Siderophores are organic ligands with a very high affinity for Fe(III) that have been shown to dissolve iron-(III) bearing minerals, thus increasing the bioavailability of this nutrient. Recent work also has shown that siderophores are capable of forming stable Mn (III) complexes in aqueous environments and that they can promote the dissolution of Mn (III)-bearing minerals such as manganite (γ -MnOOH).
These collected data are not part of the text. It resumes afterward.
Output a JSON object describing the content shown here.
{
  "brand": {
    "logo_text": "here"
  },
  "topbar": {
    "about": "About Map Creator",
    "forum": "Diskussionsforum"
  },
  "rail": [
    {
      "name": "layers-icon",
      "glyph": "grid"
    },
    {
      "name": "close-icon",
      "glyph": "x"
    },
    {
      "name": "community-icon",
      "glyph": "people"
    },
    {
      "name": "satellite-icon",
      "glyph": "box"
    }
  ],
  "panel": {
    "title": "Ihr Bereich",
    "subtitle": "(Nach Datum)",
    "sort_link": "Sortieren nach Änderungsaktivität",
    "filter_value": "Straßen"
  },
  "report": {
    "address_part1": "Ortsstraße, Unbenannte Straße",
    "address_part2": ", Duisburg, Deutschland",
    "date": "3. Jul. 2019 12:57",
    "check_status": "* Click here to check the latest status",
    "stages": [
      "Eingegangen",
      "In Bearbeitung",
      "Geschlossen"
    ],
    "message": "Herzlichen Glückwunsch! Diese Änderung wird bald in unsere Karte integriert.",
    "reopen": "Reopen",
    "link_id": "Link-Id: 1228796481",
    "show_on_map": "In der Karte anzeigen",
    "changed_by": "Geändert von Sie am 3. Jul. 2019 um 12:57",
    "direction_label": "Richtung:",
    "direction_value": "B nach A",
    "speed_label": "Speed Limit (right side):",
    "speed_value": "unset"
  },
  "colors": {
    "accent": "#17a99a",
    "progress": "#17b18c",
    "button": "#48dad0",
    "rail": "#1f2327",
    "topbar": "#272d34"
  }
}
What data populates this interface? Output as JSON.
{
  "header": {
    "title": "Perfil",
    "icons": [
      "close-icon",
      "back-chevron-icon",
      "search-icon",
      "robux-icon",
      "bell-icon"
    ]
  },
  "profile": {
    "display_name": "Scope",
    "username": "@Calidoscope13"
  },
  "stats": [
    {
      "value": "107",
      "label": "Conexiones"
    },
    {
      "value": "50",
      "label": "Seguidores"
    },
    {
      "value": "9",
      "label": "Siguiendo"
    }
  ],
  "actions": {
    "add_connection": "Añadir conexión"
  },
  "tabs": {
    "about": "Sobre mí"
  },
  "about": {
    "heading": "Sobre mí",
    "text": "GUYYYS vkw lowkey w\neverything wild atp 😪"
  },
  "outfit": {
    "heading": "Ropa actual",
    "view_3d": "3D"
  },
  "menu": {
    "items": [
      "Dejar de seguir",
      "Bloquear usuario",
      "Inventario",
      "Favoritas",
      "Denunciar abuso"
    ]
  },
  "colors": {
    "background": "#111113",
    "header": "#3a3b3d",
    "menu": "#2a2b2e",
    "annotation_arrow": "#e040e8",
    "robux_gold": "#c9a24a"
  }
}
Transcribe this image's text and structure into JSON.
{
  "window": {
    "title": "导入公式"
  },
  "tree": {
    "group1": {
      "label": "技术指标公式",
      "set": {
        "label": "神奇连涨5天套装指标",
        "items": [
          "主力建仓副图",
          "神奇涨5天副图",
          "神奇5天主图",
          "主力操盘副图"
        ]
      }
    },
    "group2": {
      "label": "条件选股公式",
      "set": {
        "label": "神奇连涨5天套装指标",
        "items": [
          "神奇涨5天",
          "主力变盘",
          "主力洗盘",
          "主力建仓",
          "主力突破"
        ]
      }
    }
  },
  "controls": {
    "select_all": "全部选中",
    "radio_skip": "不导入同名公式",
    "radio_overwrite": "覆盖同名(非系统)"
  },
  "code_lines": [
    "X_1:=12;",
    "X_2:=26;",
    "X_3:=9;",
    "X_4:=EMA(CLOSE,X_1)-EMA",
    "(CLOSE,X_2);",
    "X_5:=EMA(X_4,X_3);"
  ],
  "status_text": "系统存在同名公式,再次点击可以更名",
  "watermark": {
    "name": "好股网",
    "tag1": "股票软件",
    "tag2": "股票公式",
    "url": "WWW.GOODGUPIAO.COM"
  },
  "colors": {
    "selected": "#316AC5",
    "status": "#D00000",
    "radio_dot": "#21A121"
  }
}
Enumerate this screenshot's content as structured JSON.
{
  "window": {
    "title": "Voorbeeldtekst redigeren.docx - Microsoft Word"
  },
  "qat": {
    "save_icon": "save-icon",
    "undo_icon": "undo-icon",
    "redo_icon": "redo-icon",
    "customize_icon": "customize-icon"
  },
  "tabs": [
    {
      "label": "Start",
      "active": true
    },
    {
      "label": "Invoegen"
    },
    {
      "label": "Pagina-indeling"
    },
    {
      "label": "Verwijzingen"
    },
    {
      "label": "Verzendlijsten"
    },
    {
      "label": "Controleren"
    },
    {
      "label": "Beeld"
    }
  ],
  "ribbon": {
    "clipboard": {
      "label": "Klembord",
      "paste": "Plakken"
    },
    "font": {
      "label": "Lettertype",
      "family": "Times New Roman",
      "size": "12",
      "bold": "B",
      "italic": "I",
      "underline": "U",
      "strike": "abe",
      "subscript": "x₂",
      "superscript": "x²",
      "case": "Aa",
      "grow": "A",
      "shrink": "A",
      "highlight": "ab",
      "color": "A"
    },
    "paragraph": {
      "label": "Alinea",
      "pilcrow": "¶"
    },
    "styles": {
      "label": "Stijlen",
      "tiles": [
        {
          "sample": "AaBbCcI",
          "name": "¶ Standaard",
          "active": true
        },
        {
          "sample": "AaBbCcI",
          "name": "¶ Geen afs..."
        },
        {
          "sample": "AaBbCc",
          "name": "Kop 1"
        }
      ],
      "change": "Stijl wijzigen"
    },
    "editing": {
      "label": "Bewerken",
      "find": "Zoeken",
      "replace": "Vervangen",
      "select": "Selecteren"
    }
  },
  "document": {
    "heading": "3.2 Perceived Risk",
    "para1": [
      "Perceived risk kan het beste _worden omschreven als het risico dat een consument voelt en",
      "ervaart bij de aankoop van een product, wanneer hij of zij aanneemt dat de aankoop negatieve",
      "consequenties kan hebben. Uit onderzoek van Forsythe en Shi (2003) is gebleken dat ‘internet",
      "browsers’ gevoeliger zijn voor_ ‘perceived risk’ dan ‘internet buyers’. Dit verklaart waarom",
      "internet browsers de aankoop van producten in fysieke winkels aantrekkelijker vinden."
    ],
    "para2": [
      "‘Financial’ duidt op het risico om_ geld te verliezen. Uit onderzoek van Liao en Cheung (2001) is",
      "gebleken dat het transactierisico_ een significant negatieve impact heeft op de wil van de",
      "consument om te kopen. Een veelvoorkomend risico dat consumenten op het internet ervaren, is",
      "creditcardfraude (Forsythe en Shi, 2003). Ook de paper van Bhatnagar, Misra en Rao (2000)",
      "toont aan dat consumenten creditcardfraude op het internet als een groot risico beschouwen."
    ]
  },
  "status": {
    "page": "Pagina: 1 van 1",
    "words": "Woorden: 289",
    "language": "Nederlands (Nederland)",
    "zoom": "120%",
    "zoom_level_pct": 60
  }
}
The goal of this study was to investigate the dissolution kinetics of the mineral, hausmannite, in the presence of desferrioxamine B (DFO-B), a common trihydroxamate siderophore, synthesized by fungi and bacteria, which may play a role in the reduction of soluble Mn (III) to Mn^{2^+}. Hausmannite, a mixed-valence Mn (II, III) oxide mineral with the formula Mn₃O₄, is a proposed intermediate in the oxidation of Mn^{2^+} to thermodynamically stable MnO₂. Hausmannite particles were synthesized and characterized by X-ray diffraction, BET specific surface area, and SEM imaging. The extent and rate of dissolution were measured as a function of pH and ligand concentration in batch reactors at 25 ± 3 ° C. Total Mn concentrations were measured by ICP-AES, while complexed-Mn (III) was measured using UV-Vis spectrophotometry. In the absence of the ligand, the greatest amount of total Mn in solution was observed at pH ≈ 5. There was a sharp decrease in the extent of dissolution at pH > 5, however, and no appreciable dissolution occurred at pH > 8. In the presence of DFO-B, ligand-promoted dissolution dominated at pH > 8, with more than 90 % of the ligand complexed within 1 hour after addition. Below pH ≈ 8, a complex combination of reductive, ligand-promoted, and proton-promoted dissolution was observed. Our study revealed that complex mechanisms are involved in the DFOB-promoted dissolution of hausmannite, with several dissolution pathways occurring simultaneously. The results presented herein may have implications for mineral weathering, the biogeochemical cycling of Fe and Mn in the environment, and the availability of these nutrients to plants and microorganisms.